Abereiddy Quarry is shown in Plate I. It lies at 51° 56′N, 5°13′W (Ordnance Survey Reference SM 795315), 6 km northeast of St Davids in Pembrokeshire (Text fig. 1). The quarry, a disused slate working, is surrounded by high cliffs except to the west where there is a channel open to the sea. In 1902–3, operations ceased and the quarry began to fill with fresh water and sea spray. During 1932–3 the west wall was breached to allow access to the sea so that the basin could be used as a harbour.
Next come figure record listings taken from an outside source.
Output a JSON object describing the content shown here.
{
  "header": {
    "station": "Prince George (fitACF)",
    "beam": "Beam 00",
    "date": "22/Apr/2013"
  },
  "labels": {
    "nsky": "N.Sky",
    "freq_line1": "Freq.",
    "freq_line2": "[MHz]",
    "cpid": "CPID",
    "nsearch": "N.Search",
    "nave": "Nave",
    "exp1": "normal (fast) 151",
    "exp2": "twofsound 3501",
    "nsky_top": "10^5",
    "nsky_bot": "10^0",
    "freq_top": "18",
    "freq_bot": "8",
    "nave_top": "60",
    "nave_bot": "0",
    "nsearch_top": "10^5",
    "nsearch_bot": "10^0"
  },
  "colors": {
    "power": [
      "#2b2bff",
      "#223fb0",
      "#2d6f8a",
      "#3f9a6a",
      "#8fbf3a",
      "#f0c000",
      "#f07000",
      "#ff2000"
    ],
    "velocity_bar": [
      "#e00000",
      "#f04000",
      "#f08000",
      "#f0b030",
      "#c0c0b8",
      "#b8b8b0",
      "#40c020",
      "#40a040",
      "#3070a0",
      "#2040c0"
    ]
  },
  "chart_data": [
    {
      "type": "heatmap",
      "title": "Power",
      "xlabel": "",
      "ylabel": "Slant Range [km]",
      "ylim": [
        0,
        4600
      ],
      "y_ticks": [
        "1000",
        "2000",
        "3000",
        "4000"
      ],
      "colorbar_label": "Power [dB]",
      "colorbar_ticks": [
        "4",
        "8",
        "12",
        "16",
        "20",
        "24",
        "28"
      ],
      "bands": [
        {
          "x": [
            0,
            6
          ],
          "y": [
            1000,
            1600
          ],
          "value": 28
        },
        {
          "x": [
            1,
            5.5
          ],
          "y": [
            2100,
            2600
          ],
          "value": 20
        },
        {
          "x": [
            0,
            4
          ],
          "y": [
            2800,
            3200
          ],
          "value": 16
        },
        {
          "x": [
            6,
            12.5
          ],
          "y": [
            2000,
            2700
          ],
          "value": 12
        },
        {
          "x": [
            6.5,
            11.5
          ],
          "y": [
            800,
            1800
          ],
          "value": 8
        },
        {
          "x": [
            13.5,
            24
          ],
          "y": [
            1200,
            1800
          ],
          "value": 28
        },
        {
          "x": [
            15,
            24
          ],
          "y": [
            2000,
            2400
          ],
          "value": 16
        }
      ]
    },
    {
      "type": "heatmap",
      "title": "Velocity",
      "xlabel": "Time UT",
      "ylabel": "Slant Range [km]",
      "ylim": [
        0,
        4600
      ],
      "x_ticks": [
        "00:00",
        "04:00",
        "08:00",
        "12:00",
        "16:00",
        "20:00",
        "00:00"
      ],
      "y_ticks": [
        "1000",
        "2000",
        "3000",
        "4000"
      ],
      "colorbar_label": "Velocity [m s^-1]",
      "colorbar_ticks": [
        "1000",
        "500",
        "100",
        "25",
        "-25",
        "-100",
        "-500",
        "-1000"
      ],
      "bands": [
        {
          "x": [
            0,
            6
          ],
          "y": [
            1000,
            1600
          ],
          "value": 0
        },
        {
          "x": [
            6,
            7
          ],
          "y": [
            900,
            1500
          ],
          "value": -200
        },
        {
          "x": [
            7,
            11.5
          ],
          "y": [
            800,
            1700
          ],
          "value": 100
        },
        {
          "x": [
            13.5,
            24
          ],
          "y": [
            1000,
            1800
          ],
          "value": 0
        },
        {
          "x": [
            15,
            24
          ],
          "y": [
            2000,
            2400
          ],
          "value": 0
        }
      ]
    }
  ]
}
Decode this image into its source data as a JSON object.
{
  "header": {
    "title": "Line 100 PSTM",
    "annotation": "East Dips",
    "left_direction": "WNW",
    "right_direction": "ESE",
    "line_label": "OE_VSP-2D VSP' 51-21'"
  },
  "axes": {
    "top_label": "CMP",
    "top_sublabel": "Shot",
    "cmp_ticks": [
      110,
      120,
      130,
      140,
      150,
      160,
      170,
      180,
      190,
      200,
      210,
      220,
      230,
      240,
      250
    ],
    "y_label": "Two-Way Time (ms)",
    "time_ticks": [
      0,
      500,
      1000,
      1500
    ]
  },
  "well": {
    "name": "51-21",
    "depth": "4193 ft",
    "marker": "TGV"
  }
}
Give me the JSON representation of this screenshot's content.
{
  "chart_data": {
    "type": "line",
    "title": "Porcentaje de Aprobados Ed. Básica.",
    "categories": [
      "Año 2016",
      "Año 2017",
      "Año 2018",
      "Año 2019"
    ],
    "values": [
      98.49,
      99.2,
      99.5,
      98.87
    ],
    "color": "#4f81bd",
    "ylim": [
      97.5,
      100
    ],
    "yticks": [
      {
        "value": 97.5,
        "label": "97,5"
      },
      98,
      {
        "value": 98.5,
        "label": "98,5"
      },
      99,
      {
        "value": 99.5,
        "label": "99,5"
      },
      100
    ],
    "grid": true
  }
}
Abereiddy is now a deep, fully saline marine basin which, at low water, is 66 m across from north to south with a surface area of 0.356 ha and a maximum depth of 24 m. In this situation it has been possible to observe sublittoral rocky sea-bed communities in an extremely sheltered area through a summer thermocline and associated oxycline. Abereiddy Quarry has previously been investigated by Bailey, Nelson-Smith & Knight-Jones (1967), who published details of the vertical distribution of Spirorbis spp. The biology of serpulid worms in Abereiddy Quarry has been the subject of continuing investigations carried out from University College Swansea (E. W. Knight-Jones, personal communication).